The Viewing Experience
At first, seeing a movie projected on film now can be a little weird. The image almost seems to vibrate to life as your eyes adjust to that millisecond of black between frames when the aperture rotates. But, once you adjust, the differences grow more and more minimal as the movie continues. What stands out the most are the scratches, which you almost search for at a certain point to make sure you aren’t watching a digital projection and being duped.
It’s about the size, really. The image expands so far out into your periphery that you can’t see much beyond it. This is used to great effect in the Hateful 8 where you have six characters in the frame creating a sort of human vista. Or in the Master’s long take of Freddie Quell walking down the pier with the Alethia in the background. Simple shots take on a new life when there’s so much background room to play with. You can practically tell completely different stories in the left and right third of the frame—something which Tarantino does in the Hateful 8.
It all depends on whether or not the people want it now that 100 theatres are equipped for the format. Batman versus Superman, with sequences shot on both Panavision 65 and IMAX 70, looks like the next movie that’ll get this type of release. If the rumor holds up (and it probably will now that people have come out droves for the roadshow presentation), then we’ll probably also see this special run include souvenirs.
I’ll always love the printed film, but the swap to digital is wholly understandable. It’s easier, you need fewer employees, things won’t melt. I get it. But to just let analog die out would be an absolute shame. It’d close the chapter completely on an era in the film industry.
 I think I’ve always had an obsession with the length of a film. As a kid, I always thought that the longer the movie the better the movie, so I always hoped that every movie I was excited for as a kid (cf. Godzilla 1998, the Matrix, the Mummy Returns, Deep Blue Sea, Armageddon, Deep Impact, Titanic, Independence Day, Men in Black, Batman Forever…I literally just look back at the Calendar Section of the LA Times in my memory because I used to look at the movie showtimes every morning to see when and where everything was playing because I thought it was interesting.
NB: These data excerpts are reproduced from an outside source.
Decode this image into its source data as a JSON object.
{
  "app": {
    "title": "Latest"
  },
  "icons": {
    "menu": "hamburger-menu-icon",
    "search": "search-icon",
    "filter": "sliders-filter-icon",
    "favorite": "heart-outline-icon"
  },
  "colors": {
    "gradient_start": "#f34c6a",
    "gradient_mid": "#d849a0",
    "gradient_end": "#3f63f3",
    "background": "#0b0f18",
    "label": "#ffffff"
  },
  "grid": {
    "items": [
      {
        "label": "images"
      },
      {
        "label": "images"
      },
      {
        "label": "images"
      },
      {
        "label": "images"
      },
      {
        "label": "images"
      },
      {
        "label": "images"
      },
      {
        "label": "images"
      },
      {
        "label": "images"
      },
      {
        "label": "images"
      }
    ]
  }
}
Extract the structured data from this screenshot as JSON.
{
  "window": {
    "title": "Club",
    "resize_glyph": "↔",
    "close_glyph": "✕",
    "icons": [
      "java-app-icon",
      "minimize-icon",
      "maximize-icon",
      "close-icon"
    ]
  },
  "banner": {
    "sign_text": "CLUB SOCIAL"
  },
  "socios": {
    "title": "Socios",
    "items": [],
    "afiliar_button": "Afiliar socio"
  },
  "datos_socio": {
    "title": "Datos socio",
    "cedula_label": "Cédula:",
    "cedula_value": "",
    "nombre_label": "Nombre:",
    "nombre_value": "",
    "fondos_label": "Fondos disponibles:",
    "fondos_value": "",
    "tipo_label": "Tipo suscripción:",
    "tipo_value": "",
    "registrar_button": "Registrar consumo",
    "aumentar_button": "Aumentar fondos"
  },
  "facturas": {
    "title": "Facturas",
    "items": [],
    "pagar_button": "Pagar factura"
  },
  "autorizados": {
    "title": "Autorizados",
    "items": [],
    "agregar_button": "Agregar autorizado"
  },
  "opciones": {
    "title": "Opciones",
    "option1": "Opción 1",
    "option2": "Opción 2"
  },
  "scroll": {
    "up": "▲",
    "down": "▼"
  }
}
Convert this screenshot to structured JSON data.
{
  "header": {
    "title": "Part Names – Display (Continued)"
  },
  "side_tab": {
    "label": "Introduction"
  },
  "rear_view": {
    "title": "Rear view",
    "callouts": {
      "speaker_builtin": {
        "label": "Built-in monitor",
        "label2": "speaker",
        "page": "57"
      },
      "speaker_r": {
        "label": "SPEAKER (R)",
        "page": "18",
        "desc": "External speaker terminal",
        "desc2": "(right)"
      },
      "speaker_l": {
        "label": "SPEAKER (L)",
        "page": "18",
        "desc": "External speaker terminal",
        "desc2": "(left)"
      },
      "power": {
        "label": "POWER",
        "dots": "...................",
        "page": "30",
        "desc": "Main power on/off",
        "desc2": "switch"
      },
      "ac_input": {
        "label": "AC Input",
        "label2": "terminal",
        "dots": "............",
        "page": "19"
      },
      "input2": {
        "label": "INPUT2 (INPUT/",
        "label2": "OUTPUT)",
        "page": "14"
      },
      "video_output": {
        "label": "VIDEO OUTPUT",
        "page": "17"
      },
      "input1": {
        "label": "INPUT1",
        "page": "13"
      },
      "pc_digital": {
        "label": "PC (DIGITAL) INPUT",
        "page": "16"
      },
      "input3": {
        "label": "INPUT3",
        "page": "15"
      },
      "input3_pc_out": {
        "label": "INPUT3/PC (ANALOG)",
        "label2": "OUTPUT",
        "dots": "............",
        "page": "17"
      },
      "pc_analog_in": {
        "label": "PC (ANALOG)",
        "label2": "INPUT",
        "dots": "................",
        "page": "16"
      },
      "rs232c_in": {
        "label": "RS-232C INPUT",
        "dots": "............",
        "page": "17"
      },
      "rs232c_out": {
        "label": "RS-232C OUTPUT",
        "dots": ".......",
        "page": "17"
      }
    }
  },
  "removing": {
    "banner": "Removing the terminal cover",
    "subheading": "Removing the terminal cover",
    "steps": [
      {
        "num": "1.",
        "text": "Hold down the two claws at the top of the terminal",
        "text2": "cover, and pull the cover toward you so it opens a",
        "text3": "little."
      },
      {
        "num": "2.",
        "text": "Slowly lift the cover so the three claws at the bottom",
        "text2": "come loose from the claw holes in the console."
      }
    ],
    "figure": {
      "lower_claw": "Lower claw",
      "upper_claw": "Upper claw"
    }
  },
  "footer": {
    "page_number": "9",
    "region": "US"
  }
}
I knew a movie was huge when it was showing every half hour, for example.)
 Like New Moon was 8 reels when it was only like 2 hours and 10 minutes long. Reel 5 was so short I missed the splice when I was putting the movie back in its canisters.
 It was Dolby Digital 3D, with glasses that used actual glass instead of flimsy plastic like Real-D. The first movie we showed was Up, and I can remember being blown away by the amount of depth and height given to some of the aerial sequences in the film.
 Like for example: where a piece of the film went through a roller wrong, or someone touched a piece of the film wrong or the heads and tails of the reels are in shambles because it was a used print to begin with.
 Ostensibly. I don’t know how many were temporary setups or projector rentals or who knows what.